Après quoi, il faisait le tour des fermes et
rentrait pour un déjeuner familial où
l'on célébrait le culte quotidien. La
matinée était consacrée, soit
au courrier toujours considérable soit aux
écoles et aux conventions. De plus, tous les
jours, le chef présidait deux courts
services, l'un à neuf heures au
séminaire des jeunes filles, l'autre
à midi à l'Institut de Mount-Hermon :
il restait ainsi en contact journalier avec les
élèves, toujours prêt aux
entretiens personnels si on lui en exprimait le
désir. Un temps de repos suivait le repas de
midi : mais, bien souvent, il se transformait en
heure d'étude. Ensuite, promenade en
cabriolet: Moody conduisait lui-même,
entraînant volontiers sa femme ou ses enfants
à quelque excursion, à quelque visite
aux alentours. En général, la
soirée ne se prolongeait guère.
Moody avec des
étudiants.
Le régime était simple. On vivait
surtout des produits de la ferme et du jardin
où Moody aimait à travailler
lui-même et dont il savait
généreusement, au temps des
récoltes, faire
bénéficier
isolés, indigents et citadins. «Tout
homme, disait-il, doit avoir une marotte
quelconque pour se détendre
l'esprit». «Envoyez-moi donc une
lettre pleine de détails sur la
ferme», lisait-on parfois au milieu des
nouvelles qu'il donnait de ses voyages. Et,
d'autres fois, il écrivait : «J'ai
acheté vingt-cinq moutons et vingt-cinq
brebis pour l'école des garçons...
Nous avons donc maintenant huit vaches et nous
aurons bientôt soixante-quinze poules. Une
des dindes couve; j'aurai aussi des oies pour
mettre de l'animation dans le paysage ! Il nous
arrivera demain soir sept garçons, et nous
en attendons d'autres la semaine
prochaine». Le fragment fait tableau !
Mais ces élèves qui semblaient
l'intéresser à l'égal des
moutons ou des poules, Moody les suivait de
près ; il surveillait lui-même leur
logement et leur alimentation, partageait leurs
joies, prenait sa part de leurs chagrins, et
s'intéressait à eux avec une
paternelle sollicitude même lorsqu'ils
avaient quitté l'école.
L'hôte et
l'ami
Durant les conférences
d'étudiants et autres
«conventions» annuelles, son talent
consistait à diriger jusqu'aux moindres
détails, sans jamais se mettre en avant mais
en faisant appel à des orateurs du dehors,
notamment à ceux qui avaient l'habitude de
l'enseignement. Un jour, on insista pour qu'il se
fit entendre lui-même ; bon nombre de
délégués, lui disait-on,
étaient venus dans cet espoir. Non sans
difficulté, il accepta, mais convoqua son
monde... à six heures du matin, pour ne
prendre, disait-il, la place d'aucun autre !

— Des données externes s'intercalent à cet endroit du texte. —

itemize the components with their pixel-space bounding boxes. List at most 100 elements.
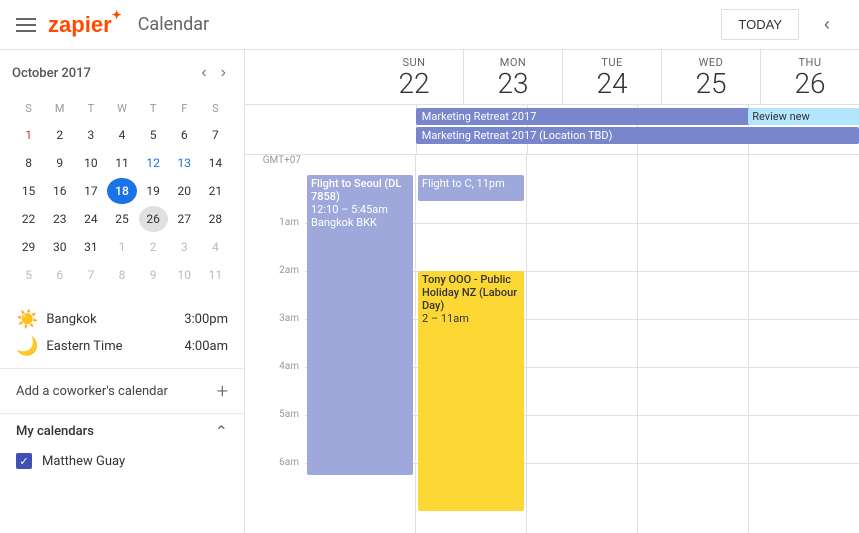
mini-cal-day[interactable]: 9 [139, 262, 168, 288]
allday-event-marketing1-label: Marketing Retreat 2017 [422, 110, 537, 123]
calendar-name-matthew: Matthew Guay [42, 454, 125, 469]
mini-cal-day[interactable]: 19 [139, 178, 168, 204]
mini-cal-day[interactable]: 4 [201, 234, 230, 260]
mini-cal-next[interactable]: › [215, 62, 232, 84]
mini-cal-day[interactable]: 30 [45, 234, 74, 260]
event-flight-c[interactable]: Flight to C, 11pm [418, 175, 524, 201]
event-flight-seoul[interactable]: Flight to Seoul (DL 7858) 12:10 – 5:45am… [307, 175, 413, 475]
event-tony-label: Tony OOO - Public Holiday NZ (Labour Day… [422, 273, 520, 312]
mini-cal-day[interactable]: 26 [139, 206, 168, 232]
mini-cal-day[interactable]: 2 [139, 234, 168, 260]
allday-label [245, 105, 305, 154]
mini-cal-day[interactable]: 9 [45, 150, 74, 176]
mini-cal-day[interactable]: 16 [45, 178, 74, 204]
nav-prev-button[interactable]: ‹ [811, 9, 843, 41]
mini-cal-day[interactable]: 11 [201, 262, 230, 288]
mini-cal-day[interactable]: 7 [201, 122, 230, 148]
mini-cal-title: October 2017 [12, 66, 91, 81]
calendar-checkbox-matthew[interactable]: ✓ [16, 453, 32, 469]
mini-cal-day[interactable]: 5 [14, 262, 43, 288]
day-header-thu: Thu 26 [760, 50, 859, 104]
allday-event-review[interactable]: Review new [748, 108, 859, 125]
mini-cal-day[interactable]: 17 [76, 178, 105, 204]
mini-cal-day[interactable]: 25 [107, 206, 136, 232]
day-num-sun: 22 [365, 69, 463, 100]
mini-cal-day[interactable]: 29 [14, 234, 43, 260]
day-header-tue: Tue 24 [562, 50, 661, 104]
mini-cal-day[interactable]: 1 [107, 234, 136, 260]
mini-cal-day[interactable]: 3 [170, 234, 199, 260]
time-label-5am: 5am [245, 409, 305, 457]
event-flight-seoul-detail2: Bangkok BKK [311, 216, 409, 229]
mini-cal-day[interactable]: 18 [107, 178, 136, 204]
logo-star-icon: ✦ [112, 8, 122, 22]
event-tony[interactable]: Tony OOO - Public Holiday NZ (Labour Day… [418, 271, 524, 511]
mini-cal-day[interactable]: 10 [76, 150, 105, 176]
mini-cal-day[interactable]: 12 [139, 150, 168, 176]
mini-cal-day[interactable]: 4 [107, 122, 136, 148]
day-num-tue: 24 [563, 69, 661, 100]
logo-zapier: z [48, 12, 59, 37]
today-button[interactable]: TODAY [721, 9, 799, 40]
mini-cal-day[interactable]: 2 [45, 122, 74, 148]
mini-cal-nav: ‹ › [195, 62, 232, 84]
calendar-main: Sun 22 Mon 23 Tue 24 Wed 25 Thu 26 [245, 50, 859, 533]
chevron-up-icon[interactable]: ⌃ [215, 422, 228, 441]
mini-cal-day[interactable]: 8 [107, 262, 136, 288]
mini-calendar: October 2017 ‹ › S M T W T F S [0, 50, 244, 298]
add-coworker-label: Add a coworker's calendar [16, 384, 168, 399]
day-header-mon: Mon 23 [463, 50, 562, 104]
mini-cal-day[interactable]: 6 [170, 122, 199, 148]
weekday-t2: T [139, 96, 168, 120]
add-coworker[interactable]: Add a coworker's calendar + [0, 368, 244, 413]
day-num-wed: 25 [662, 69, 760, 100]
mini-cal-day[interactable]: 8 [14, 150, 43, 176]
time-labels: GMT+07 1am 2am 3am 4am 5am 6am [245, 155, 305, 533]
mini-cal-day[interactable]: 24 [76, 206, 105, 232]
mini-cal-day[interactable]: 7 [76, 262, 105, 288]
timezone-eastern: 🌙 Eastern Time 4:00am [16, 333, 228, 360]
logo-area: zapier✦ [48, 12, 122, 38]
mini-cal-header: October 2017 ‹ › [12, 62, 232, 84]
weekday-s: S [14, 96, 43, 120]
mini-cal-day[interactable]: 22 [14, 206, 43, 232]
mini-cal-day[interactable]: 20 [170, 178, 199, 204]
mini-cal-day[interactable]: 13 [170, 150, 199, 176]
checkmark-icon: ✓ [19, 455, 28, 468]
mini-cal-day[interactable]: 15 [14, 178, 43, 204]
weekday-m: M [45, 96, 74, 120]
sidebar: October 2017 ‹ › S M T W T F S [0, 50, 245, 533]
allday-events-area: Marketing Retreat 2017 Marketing Retreat… [305, 105, 859, 154]
app-title: Calendar [138, 14, 209, 35]
logo-text: zapier✦ [48, 12, 122, 38]
my-cal-header: My calendars ⌃ [16, 422, 228, 441]
my-calendars-section: My calendars ⌃ ✓ Matthew Guay [0, 413, 244, 481]
mini-cal-day[interactable]: 21 [201, 178, 230, 204]
mini-cal-day[interactable]: 3 [76, 122, 105, 148]
allday-event-marketing2[interactable]: Marketing Retreat 2017 (Location TBD) [416, 127, 859, 144]
mini-cal-day[interactable]: 5 [139, 122, 168, 148]
timezone-eastern-name: Eastern Time [46, 339, 122, 354]
mini-cal-day[interactable]: 1 [14, 122, 43, 148]
timezone-bangkok-name: Bangkok [46, 312, 96, 327]
weekday-f: F [170, 96, 199, 120]
mini-cal-day[interactable]: 10 [170, 262, 199, 288]
my-cal-title: My calendars [16, 424, 94, 439]
grid-col-tue [526, 155, 637, 533]
mini-cal-day[interactable]: 14 [201, 150, 230, 176]
mini-cal-prev[interactable]: ‹ [195, 62, 212, 84]
hamburger-menu[interactable] [16, 18, 36, 32]
timezone-eastern-time: 4:00am [184, 339, 228, 354]
timezone-section: ☀️ Bangkok 3:00pm 🌙 Eastern Time 4:00am [0, 298, 244, 368]
allday-event-marketing2-label: Marketing Retreat 2017 (Location TBD) [422, 129, 613, 142]
mini-cal-day[interactable]: 27 [170, 206, 199, 232]
mini-cal-day[interactable]: 11 [107, 150, 136, 176]
mini-cal-day[interactable]: 23 [45, 206, 74, 232]
time-label-3am: 3am [245, 313, 305, 361]
mini-cal-day[interactable]: 28 [201, 206, 230, 232]
day-header-sun: Sun 22 [365, 50, 463, 104]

L'assistance fut, ce matin-là, plus
nombreuse qu'à l'ordinaire !
Tous ceux qui l'ont vu chez lui, tous ceux
qui sont devenus ses amis, sont unanimes à
louer son charme. ils louent aussi son naturel, sa
bonhomie, son inaltérable entrain. Enfant,
il aimait à jouer de bons tours à ses
camarades d'école ou à inventer avec
eux des farces. Toute sa vie, il garda quelque
chose de cette malice, sans malveillance aucune.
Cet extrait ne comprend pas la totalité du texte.